Pakistan gets ready to woo Saudi crown prince

Pakistan gets ready to woo Saudi crown prince

A foreigner rides past billboards showing portraits of Saudi Arabian Crown Prince Mohammed bin Salman (L) and Pakistan's Prime Minister Imran Khan (R) and a banner welcoming the prince ahead of his arrival in Islamabad. AFP

Pakistan was rescheduling flights, blocking-off luxury hotels, and -- according to one report Friday -- collecting 3,500 pigeons and colourful balloons to release during a welcome ceremony for Saudi Arabian Crown Prince Mohammed bin Salman.

Islamabad is hoping to sign a raft of investment deals and other agreements during the two-day visit, which begins Saturday and will include talks with Pakistan's Prime Minister Imran Khan and the powerful army chief, General Qamar Javed Bajwa.

Banners heralding the crown prince were already lining the streets of the capital Friday, while the Express Tribune newspaper reported that authorities were trying to catch so many pigeons for a welcome ceremony that they were forced to collect birds from other cities.

Police, the armed forces, and the Saudi Royal Guards will provide security, a senior Islamabad police official told AFP.

The capital's "red zone", which houses Parliament House and the Presidency, was to be sealed off, while civil aviation authorities have been told to reschedule flights during the prince's arrival and departure.

Authorities in the capital said two five-star hotels had been ordered to cancel all advance bookings as the rooms will be reserved for the prince's entourage.

Earlier in the week local media reported that the crown prince's personal belongings -- including luxury vehicles and his own gym -- were flown to Pakistan in two C130 airplanes.

The visit came as regional tensions spiked after neighbouring India accused Islamabad of harbouring militants behind a deadly attack in Indian-administered Kashmir.
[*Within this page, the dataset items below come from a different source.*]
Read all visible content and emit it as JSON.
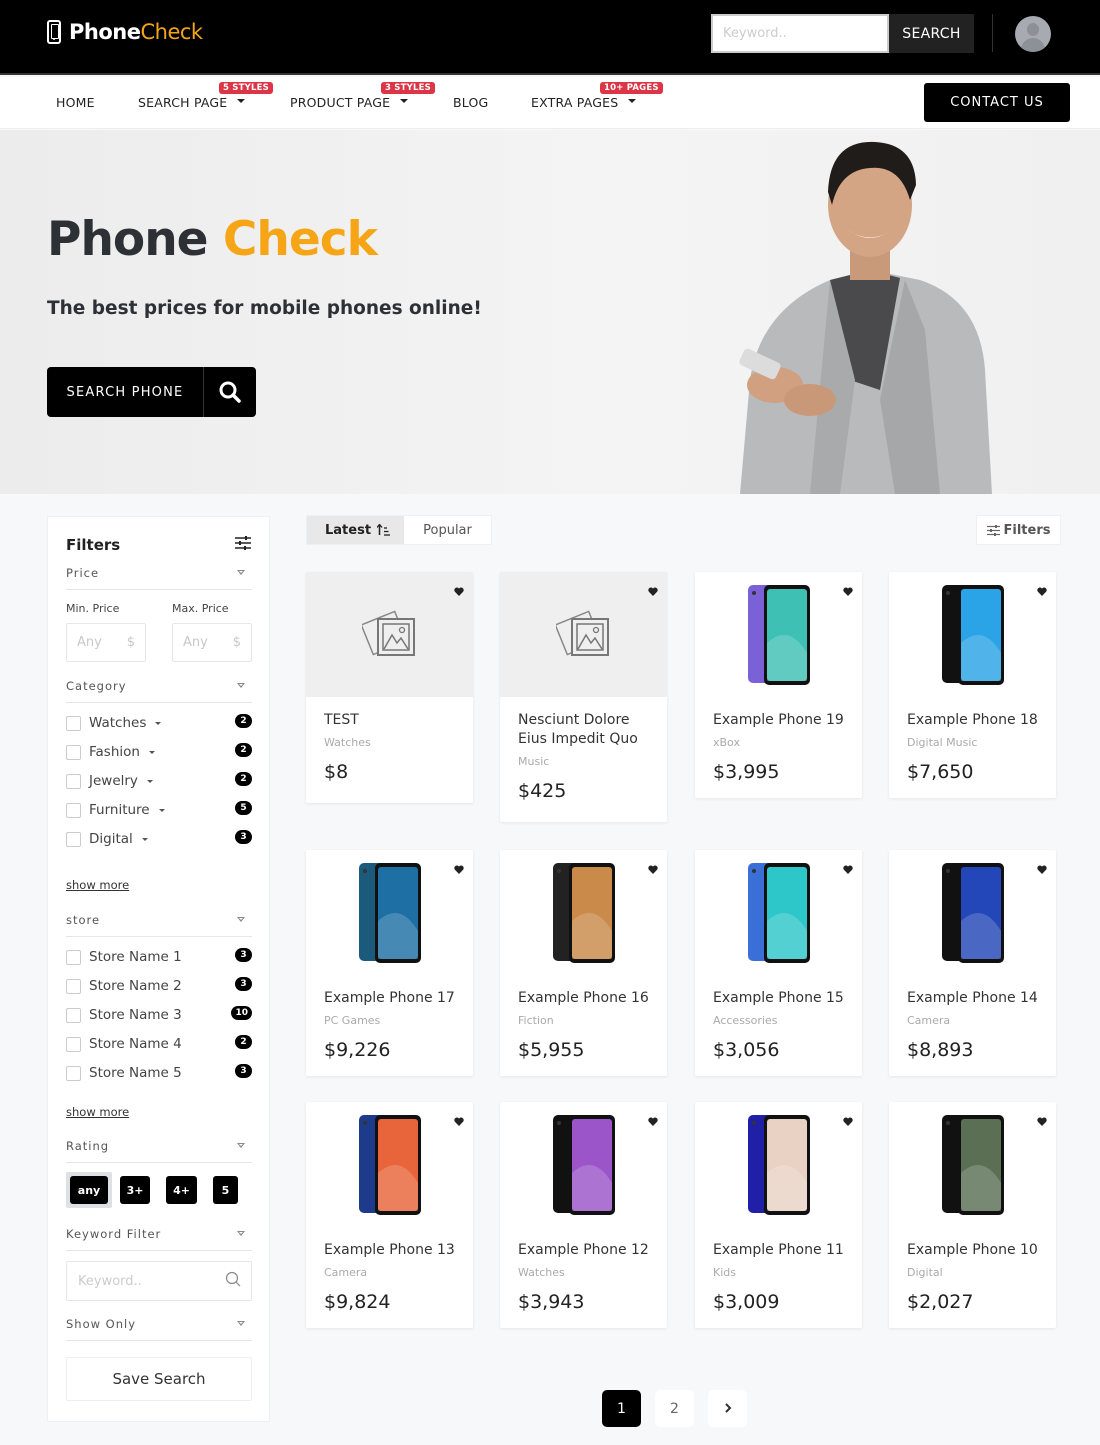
{
  "brand": {
    "name_part1": "Phone",
    "name_part2": "Check"
  },
  "top_search": {
    "placeholder": "Keyword..",
    "button_label": "SEARCH"
  },
  "nav": {
    "items": [
      {
        "label": "HOME",
        "badge": null,
        "has_dropdown": false
      },
      {
        "label": "SEARCH PAGE",
        "badge": "5 STYLES",
        "has_dropdown": true
      },
      {
        "label": "PRODUCT PAGE",
        "badge": "3 STYLES",
        "has_dropdown": true
      },
      {
        "label": "BLOG",
        "badge": null,
        "has_dropdown": false
      },
      {
        "label": "EXTRA PAGES",
        "badge": "10+ PAGES",
        "has_dropdown": true
      }
    ],
    "contact_label": "CONTACT US"
  },
  "hero": {
    "title_part1": "Phone",
    "title_part2": "Check",
    "subtitle": "The best prices for mobile phones online!",
    "button_label": "SEARCH PHONE"
  },
  "sidebar": {
    "title": "Filters",
    "price": {
      "section": "Price",
      "min_label": "Min. Price",
      "max_label": "Max. Price",
      "min_placeholder": "Any",
      "max_placeholder": "Any",
      "currency": "$"
    },
    "category": {
      "section": "Category",
      "items": [
        {
          "label": "Watches",
          "count": "2"
        },
        {
          "label": "Fashion",
          "count": "2"
        },
        {
          "label": "Jewelry",
          "count": "2"
        },
        {
          "label": "Furniture",
          "count": "5"
        },
        {
          "label": "Digital",
          "count": "3"
        }
      ],
      "show_more": "show more"
    },
    "store": {
      "section": "store",
      "items": [
        {
          "label": "Store Name 1",
          "count": "3"
        },
        {
          "label": "Store Name 2",
          "count": "3"
        },
        {
          "label": "Store Name 3",
          "count": "10"
        },
        {
          "label": "Store Name 4",
          "count": "2"
        },
        {
          "label": "Store Name 5",
          "count": "3"
        }
      ],
      "show_more": "show more"
    },
    "rating": {
      "section": "Rating",
      "options": [
        "any",
        "3+",
        "4+",
        "5"
      ],
      "selected": "any"
    },
    "keyword": {
      "section": "Keyword Filter",
      "placeholder": "Keyword.."
    },
    "show_only": {
      "section": "Show Only"
    },
    "save_label": "Save Search"
  },
  "toolbar": {
    "tab_latest": "Latest",
    "tab_popular": "Popular",
    "filters_label": "Filters"
  },
  "products": [
    {
      "title": "TEST",
      "category": "Watches",
      "price": "$8",
      "image": "placeholder"
    },
    {
      "title": "Nesciunt Dolore Eius Impedit Quo",
      "category": "Music",
      "price": "$425",
      "image": "placeholder"
    },
    {
      "title": "Example Phone 19",
      "category": "xBox",
      "price": "$3,995",
      "image": "phone",
      "colors": [
        "#7b61d8",
        "#3fc0b4"
      ]
    },
    {
      "title": "Example Phone 18",
      "category": "Digital Music",
      "price": "$7,650",
      "image": "phone",
      "colors": [
        "#111111",
        "#2aa4e6"
      ]
    },
    {
      "title": "Example Phone 17",
      "category": "PC Games",
      "price": "$9,226",
      "image": "phone",
      "colors": [
        "#1b5a7a",
        "#1e6fa4"
      ]
    },
    {
      "title": "Example Phone 16",
      "category": "Fiction",
      "price": "$5,955",
      "image": "phone",
      "colors": [
        "#222222",
        "#c98a4a"
      ]
    },
    {
      "title": "Example Phone 15",
      "category": "Accessories",
      "price": "$3,056",
      "image": "phone",
      "colors": [
        "#3b6fd8",
        "#2dc6c9"
      ]
    },
    {
      "title": "Example Phone 14",
      "category": "Camera",
      "price": "$8,893",
      "image": "phone",
      "colors": [
        "#111111",
        "#2346b8"
      ]
    },
    {
      "title": "Example Phone 13",
      "category": "Camera",
      "price": "$9,824",
      "image": "phone",
      "colors": [
        "#1d3b8a",
        "#e8643a"
      ]
    },
    {
      "title": "Example Phone 12",
      "category": "Watches",
      "price": "$3,943",
      "image": "phone",
      "colors": [
        "#111111",
        "#9b55c9"
      ]
    },
    {
      "title": "Example Phone 11",
      "category": "Kids",
      "price": "$3,009",
      "image": "phone",
      "colors": [
        "#1f1fa8",
        "#e9d2c4"
      ]
    },
    {
      "title": "Example Phone 10",
      "category": "Digital",
      "price": "$2,027",
      "image": "phone",
      "colors": [
        "#111111",
        "#5b6f55"
      ]
    }
  ],
  "pagination": {
    "pages": [
      "1",
      "2"
    ],
    "current": "1",
    "next_label": "›"
  },
  "colors": {
    "accent": "#f5a516",
    "badge": "#dc3545",
    "dark": "#000000"
  }
}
At least 41 paramilitary troops were killed in a suicide blast Thursday, with Indian media reporting that the Pakistan-based Islamist group Jaish-e-Mohammed had claimed responsibility.

The crown prince, who is due to visit India after Pakistan, also continues to be tarnished by his alleged links to the brutal murder of Saudi journalist Jamal Khashoggi.

Saudi Arabia is reportedly preparing to sign a record investment package with Pakistan, including a $10-billion refinery and oil complex for the strategic Gwadar Port on the Arabian Sea.

Pakistan's foreign office spokesman said Islamabad is seeking to sign a number of other deals, including one "combating organised crime".

Khan has been courting its Gulf allies for months as he seeks to stave off an ongoing balance of payments crisis and reduce the size of any potential bailout from the International Monetary Fund.

The Wall Street Journal reported that Saudi Arabia and the United Arab Emirates have together offered Islamabad some $30 billion in investment and loans.

Saudi Arabia and Pakistan are also participating in talks with the US and other countries seeking to bring the Taliban to the table for peace negotiations with Kabul after more than 17 years of war.

The Taliban have claimed their representatives will visit Islamabad on Monday, after Salman leaves.